二度目の恋
 「愁は?」村人の群衆の中にいるガン太が芳井に言った。「さあ、村の何処かにいるんじゃなぁい?ほら、愁はかくれんぼ好きだから」芳井はチョコ棒を銜えながら興味なさそうに言った。ガン太は呆れかえり、竹中を見た。竹中はタバコを銜え、首を傾げて苦笑した。そしてまたガン太はステージに体を向けた。まだ唯は迷っているようだった。この後の段取りを考えられなかった。愁がまだ村に来ていないとは考えもしなかった。村人のざわめきは止まらなかった。<どうしよう……>唯の頭の中は真っ白だった。
 「彼奴何やってんだ?」群衆の中のガン太は唯の姿に呆れて言った。その時、騒ぎ喚く声が、群衆の後ろから聞こえた。まず、後ろを振り返ったのは竹中だった。その姿にガン太が振り向き、側にいた恵子と静江も振り向いて、最後に芳井も振り向いた。群衆は皆後ろを振り向いた。その姿に唯も気づき、俯いていた顔を上げた。二人が乗った自転車が村人の群に、もの凄いスピードで向かっていた。村人はざわめいた。「シュウちゃん?」静江が言った。それは紛れもなく愁と健太郎の姿だった。
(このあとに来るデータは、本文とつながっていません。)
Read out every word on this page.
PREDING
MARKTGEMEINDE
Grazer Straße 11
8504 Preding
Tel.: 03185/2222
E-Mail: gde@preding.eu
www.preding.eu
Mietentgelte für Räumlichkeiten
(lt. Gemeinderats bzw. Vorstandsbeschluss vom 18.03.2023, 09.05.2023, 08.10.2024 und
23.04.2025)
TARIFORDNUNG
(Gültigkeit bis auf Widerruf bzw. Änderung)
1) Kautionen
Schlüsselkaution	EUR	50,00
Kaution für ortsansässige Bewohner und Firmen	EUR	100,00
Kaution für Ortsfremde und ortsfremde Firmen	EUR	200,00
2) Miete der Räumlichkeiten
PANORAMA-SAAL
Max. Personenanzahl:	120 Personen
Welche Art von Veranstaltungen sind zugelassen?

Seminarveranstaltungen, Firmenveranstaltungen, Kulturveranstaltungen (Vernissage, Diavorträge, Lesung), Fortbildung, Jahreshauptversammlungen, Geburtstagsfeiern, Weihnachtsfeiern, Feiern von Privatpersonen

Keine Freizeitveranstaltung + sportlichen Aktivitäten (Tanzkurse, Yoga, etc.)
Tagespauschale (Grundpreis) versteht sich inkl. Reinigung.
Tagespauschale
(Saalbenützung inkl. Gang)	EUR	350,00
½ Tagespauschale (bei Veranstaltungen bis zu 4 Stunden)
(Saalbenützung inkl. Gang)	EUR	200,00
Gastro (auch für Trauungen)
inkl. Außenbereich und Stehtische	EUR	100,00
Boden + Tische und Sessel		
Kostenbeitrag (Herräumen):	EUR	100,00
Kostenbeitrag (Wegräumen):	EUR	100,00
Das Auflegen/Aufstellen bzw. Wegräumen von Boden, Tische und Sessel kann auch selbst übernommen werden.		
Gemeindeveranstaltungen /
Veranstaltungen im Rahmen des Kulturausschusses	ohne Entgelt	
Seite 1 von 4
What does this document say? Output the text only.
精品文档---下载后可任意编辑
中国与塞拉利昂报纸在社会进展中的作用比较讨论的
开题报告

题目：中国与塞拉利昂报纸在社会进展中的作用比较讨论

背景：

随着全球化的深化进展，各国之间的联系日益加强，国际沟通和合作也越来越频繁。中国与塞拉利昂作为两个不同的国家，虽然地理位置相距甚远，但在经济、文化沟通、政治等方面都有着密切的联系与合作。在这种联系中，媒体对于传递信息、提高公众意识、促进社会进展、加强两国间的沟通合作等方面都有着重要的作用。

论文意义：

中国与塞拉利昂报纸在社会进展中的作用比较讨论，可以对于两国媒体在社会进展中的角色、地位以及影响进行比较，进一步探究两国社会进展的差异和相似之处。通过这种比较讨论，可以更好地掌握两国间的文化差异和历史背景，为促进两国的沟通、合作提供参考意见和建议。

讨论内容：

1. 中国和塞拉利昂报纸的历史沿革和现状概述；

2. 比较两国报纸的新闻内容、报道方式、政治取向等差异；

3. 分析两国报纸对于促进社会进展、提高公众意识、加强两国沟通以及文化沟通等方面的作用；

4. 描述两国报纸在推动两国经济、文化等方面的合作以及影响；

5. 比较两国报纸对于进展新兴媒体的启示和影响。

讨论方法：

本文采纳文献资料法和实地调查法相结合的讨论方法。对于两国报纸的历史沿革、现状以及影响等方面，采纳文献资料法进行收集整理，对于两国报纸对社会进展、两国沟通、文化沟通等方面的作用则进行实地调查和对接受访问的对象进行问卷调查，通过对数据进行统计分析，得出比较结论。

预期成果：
 「退いて、退いて、退いてー!」愁は懸命に叫んだ。「ああ、お母さん、助けてください。僕はこれから良い子にしますから……」健太郎は口の中に籠もって、呪文を唱えるように言っていた。二人の乗った自転車は村人の群に向かい、村人は目を丸くしてその驚きを隠せなかったが、自転車が突っ込んでくる直前に村人は皆二手に分かれて間に道をつくり、二人が乗った自転車は村人の目の前を通過していった。そしてステージの横を通り、駅前に張られたテープの前に立っている浅倉唯に向かった。また、唯も立ち往生してドギマギしていたが、接触する瞬間に何とか避け、二人の乗った自転車はテープを切り、バランスを失いつつも大声で喚きながら駅に突っ込み、狭い改札を通って黒く堅い鉄道に当たり、大きな音を立ててそのまま二人は自転車とともに倒れた。そして汽笛は黒い煙とともに放たれた。